Hauptfeind aller ist der „Liberalismus“, abgestritten wird allerdings durchweg – abgesehen von einigen Hardlinern in rechtsextremistischen Kleinstparteien – ein irgendwie gearteter „Rassismus“, denn dieser wird durch den insbesondere von der Identitären Bewegung popularisierten, schon in den 1970er Jahren präsenten Begriff des „Ethnopluralismus“ ersetzt. „Nation“ und „Volk“ sind – so Martin Lichtmesz, ein anderer Akteur der Neuen Rechten – die mit dem „Ethnopluralismus“ positiv zu besetzenden Begriffe.

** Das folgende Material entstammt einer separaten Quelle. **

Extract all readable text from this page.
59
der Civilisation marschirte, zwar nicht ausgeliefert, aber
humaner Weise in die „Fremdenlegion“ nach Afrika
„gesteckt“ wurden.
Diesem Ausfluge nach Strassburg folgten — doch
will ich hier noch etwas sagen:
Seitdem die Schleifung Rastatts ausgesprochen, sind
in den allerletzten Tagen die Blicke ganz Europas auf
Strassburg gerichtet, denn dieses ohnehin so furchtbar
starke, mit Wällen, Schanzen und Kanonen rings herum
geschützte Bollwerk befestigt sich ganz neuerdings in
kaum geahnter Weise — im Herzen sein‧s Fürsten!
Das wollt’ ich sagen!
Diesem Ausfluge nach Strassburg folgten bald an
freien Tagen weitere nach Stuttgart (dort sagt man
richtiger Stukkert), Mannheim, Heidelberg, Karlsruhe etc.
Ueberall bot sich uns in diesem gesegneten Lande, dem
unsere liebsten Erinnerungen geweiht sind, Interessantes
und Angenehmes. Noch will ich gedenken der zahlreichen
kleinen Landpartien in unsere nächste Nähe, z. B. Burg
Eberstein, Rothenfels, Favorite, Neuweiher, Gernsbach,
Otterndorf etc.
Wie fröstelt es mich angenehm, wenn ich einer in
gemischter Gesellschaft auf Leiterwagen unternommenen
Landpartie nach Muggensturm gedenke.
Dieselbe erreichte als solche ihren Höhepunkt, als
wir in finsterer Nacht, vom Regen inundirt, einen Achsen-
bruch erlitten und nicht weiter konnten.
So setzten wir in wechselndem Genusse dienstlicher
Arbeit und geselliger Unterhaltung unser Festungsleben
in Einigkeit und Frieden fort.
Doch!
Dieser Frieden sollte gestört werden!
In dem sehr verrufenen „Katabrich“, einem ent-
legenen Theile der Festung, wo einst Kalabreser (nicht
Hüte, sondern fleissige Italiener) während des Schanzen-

In der „illiberalen Demokratie“ eines Victor Orbán wäre das durchaus anschlussfähig.

Screenshot aus „Unter Fremden – eine Reise zu Europas Neuer Rechten“ von Manuel Gogos. Nutzung nur mit Zustimmung von Manuel Gogos.

Manuel Gogos hat in seiner 2017 veröffentlichten Dokumentation „Unter Fremden – eine Reise zu Europas Neuer Rechten“ mit Vertreter*innen der Neuen Rechten in Deutschland und Frankreich gesprochen, darunter Götz Kubitschek, Martin Sellner, Renaud Camus, dem Erfinder des „grand remplacement“, und Joël Labruyère, dem ideologischen Kopf der Frauenband „Les Brigandes“. Der Franzose Pierre Larti fordert „eine neue Reconquista“, rechtsextreme Begriffe werden weichgespült, aus „Ausländer raus“ wird „Remigration“, aus „Volkstod“ der „Große Austausch“, alles – so Manuel Gogos möglichst „mainstreamkompatibel“. Dazu gehört auch die Übernahme linker Aktionsformen wie beispielsweise die Besetzung des Brandenburger Tors durch die Identitäre Bewegung, die an eine frühere Besetzung des Tores durch Aktivist*innen von Greenpeace erinnern sollte.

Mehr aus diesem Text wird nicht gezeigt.